Google now owns 67.5 percent of the U.S. search market. After reaching 67 percent for the first time in November and repeating the feat in January, Google has topped its own record and strengthened its market share stranglehold, comScore reported.
In February 2012, Google’s share of the U.S. searches was at 66.4 percent.
Google’s closest search engine competitor Bing also grew its search market share in February to 16.7 percent, up from 16.5 percent in January and up from 15.3 percent in February 2012. Bing has now grown its search market share for six months straight.
It’s a different story for Bing’s search partner, Yahoo. As Yahoo CEO Marissa Mayer has pointed out, Yahoo and Bing are basically swapping search market share rather than making any headway against Google.
In February, Yahoo (which is powered by Bing) once again fell further behind, dropping to 11.6 percent, down from 12.1 percent in January and down from 13.8 percent in February 2012.
Yahoo has lost search market share 14 out of the last 17 months now and, as we pointed out last month, Yahoo has been trending downward year-over-year dating back to January 2007, when Yahoo was at 28.1 percent.
In the battle of Google vs. Bing “powered by” results, 69.7 percent of all searches conducted were powered by Google (up from 69.3 percent in January), while 25.9 percent were powered by Bing (up from 25.6 percent) in February.
Ask’s search market share dropped to 2.6 percent in February (down from 2.8 percent in January). AOL held steady at 1.7 percent.
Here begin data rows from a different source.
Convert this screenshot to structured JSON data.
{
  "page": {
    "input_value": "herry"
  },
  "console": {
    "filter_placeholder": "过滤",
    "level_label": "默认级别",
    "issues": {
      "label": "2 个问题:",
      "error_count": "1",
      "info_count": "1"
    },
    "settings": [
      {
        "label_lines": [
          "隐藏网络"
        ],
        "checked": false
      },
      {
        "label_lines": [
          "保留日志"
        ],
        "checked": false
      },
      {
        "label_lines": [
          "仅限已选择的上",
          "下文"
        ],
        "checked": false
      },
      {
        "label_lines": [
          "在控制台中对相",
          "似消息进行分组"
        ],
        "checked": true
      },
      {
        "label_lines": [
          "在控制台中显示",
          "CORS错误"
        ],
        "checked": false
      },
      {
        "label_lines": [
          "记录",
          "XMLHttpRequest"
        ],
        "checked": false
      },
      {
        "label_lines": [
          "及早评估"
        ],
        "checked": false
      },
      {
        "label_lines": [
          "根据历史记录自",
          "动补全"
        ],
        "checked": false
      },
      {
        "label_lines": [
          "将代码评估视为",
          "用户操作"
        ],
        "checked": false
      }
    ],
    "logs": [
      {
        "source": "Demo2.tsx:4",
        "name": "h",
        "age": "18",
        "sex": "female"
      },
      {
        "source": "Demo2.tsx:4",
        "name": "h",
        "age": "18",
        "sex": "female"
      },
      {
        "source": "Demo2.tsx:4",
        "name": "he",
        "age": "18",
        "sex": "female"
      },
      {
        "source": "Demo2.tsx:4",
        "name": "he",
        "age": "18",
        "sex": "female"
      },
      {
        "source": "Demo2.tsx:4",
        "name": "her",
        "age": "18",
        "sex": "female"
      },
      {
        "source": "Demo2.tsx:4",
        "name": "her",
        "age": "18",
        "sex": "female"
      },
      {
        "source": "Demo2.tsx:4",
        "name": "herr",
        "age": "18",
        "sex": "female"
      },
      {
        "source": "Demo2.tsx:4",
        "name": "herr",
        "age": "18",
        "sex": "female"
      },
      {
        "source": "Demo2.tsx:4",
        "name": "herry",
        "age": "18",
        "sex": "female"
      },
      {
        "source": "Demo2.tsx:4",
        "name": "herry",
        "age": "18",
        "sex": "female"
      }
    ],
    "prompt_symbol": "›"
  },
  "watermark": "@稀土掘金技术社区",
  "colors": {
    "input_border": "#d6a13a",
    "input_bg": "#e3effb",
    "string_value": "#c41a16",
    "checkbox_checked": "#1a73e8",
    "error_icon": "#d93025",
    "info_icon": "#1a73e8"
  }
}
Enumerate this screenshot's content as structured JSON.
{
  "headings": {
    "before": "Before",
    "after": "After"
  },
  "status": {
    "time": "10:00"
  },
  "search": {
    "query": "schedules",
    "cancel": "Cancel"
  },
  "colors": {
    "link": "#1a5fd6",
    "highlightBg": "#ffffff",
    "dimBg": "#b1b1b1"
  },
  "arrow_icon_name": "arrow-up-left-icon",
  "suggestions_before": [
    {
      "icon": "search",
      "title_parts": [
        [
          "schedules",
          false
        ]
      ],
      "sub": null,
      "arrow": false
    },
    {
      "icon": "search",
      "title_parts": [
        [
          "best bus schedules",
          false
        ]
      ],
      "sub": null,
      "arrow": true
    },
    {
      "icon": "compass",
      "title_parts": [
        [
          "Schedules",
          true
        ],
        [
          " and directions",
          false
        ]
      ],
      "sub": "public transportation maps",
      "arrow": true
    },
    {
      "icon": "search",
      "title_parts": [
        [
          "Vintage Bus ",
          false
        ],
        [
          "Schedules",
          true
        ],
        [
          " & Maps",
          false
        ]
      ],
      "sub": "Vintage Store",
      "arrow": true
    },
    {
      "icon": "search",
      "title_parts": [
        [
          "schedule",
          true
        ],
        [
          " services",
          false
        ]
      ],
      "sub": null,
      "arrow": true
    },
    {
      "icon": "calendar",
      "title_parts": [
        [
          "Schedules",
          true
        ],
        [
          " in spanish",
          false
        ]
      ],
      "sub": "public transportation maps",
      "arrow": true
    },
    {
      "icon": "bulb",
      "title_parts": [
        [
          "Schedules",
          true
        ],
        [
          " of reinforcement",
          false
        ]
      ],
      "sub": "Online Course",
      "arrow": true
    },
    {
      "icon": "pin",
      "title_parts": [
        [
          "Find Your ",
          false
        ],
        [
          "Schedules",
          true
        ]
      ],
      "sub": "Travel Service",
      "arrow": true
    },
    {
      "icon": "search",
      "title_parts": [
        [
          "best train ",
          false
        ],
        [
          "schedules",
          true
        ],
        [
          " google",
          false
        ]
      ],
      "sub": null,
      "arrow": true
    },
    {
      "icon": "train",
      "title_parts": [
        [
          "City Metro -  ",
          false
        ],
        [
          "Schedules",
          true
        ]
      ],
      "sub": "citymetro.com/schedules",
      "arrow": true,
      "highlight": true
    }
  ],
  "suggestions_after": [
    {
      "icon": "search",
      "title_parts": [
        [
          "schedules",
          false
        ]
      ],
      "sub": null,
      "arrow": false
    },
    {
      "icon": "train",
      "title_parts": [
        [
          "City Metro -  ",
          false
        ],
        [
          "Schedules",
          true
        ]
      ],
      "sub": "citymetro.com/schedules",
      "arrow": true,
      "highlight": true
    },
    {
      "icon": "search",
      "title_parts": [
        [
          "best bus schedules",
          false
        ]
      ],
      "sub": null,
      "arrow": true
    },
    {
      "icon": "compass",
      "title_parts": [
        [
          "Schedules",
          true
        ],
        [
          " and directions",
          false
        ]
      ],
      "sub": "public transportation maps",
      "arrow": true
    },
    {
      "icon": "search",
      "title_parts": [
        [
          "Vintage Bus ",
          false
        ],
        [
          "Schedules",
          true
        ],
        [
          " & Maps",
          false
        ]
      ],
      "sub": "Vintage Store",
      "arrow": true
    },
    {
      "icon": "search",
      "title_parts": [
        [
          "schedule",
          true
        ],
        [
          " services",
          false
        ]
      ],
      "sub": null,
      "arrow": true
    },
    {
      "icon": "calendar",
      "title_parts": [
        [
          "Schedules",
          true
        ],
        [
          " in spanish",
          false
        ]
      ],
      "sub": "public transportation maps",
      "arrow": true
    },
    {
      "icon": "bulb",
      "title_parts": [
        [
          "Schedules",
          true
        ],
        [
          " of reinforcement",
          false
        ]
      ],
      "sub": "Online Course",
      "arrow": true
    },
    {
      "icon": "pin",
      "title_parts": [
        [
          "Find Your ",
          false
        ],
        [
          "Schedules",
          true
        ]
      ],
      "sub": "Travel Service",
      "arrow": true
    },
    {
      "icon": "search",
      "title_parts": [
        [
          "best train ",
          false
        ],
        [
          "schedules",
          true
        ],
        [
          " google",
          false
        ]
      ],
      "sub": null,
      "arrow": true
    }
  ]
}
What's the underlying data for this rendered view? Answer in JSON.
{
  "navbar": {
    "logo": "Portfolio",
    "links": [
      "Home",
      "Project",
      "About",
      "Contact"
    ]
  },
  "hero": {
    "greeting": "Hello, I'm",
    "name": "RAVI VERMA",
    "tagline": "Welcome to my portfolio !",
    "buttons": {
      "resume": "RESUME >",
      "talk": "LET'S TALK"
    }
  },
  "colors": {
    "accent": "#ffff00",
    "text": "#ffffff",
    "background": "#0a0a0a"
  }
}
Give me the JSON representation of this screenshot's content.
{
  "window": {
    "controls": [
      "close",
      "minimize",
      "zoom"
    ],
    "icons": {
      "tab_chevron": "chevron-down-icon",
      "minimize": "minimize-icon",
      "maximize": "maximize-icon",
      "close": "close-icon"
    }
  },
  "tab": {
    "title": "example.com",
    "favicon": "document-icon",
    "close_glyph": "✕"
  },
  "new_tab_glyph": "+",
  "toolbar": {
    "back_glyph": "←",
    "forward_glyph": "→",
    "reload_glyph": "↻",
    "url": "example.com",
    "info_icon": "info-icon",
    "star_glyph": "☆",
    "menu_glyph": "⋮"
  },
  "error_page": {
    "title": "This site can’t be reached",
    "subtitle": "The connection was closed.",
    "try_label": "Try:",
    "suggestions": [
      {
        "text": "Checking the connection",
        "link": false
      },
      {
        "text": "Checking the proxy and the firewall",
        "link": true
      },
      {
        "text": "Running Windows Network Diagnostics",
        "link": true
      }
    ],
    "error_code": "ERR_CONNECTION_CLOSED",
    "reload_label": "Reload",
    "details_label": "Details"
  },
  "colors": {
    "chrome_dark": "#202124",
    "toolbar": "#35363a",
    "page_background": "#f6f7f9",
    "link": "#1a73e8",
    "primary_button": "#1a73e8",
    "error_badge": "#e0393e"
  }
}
The number of core (home and work desktop) searches fell 6 percent in February, from 19.4 billion in January to 18.3 billion in February. Google sites led the way with 12.3 billion searches (down 6 percent) followed by Microsoft sites with 3 billion searches (down 6 percent), Yahoo sites with 2.1 billion (down 5 percent), Ask Network with 475 million (down 11 percent), and AOL with 305 million (down 8 percent).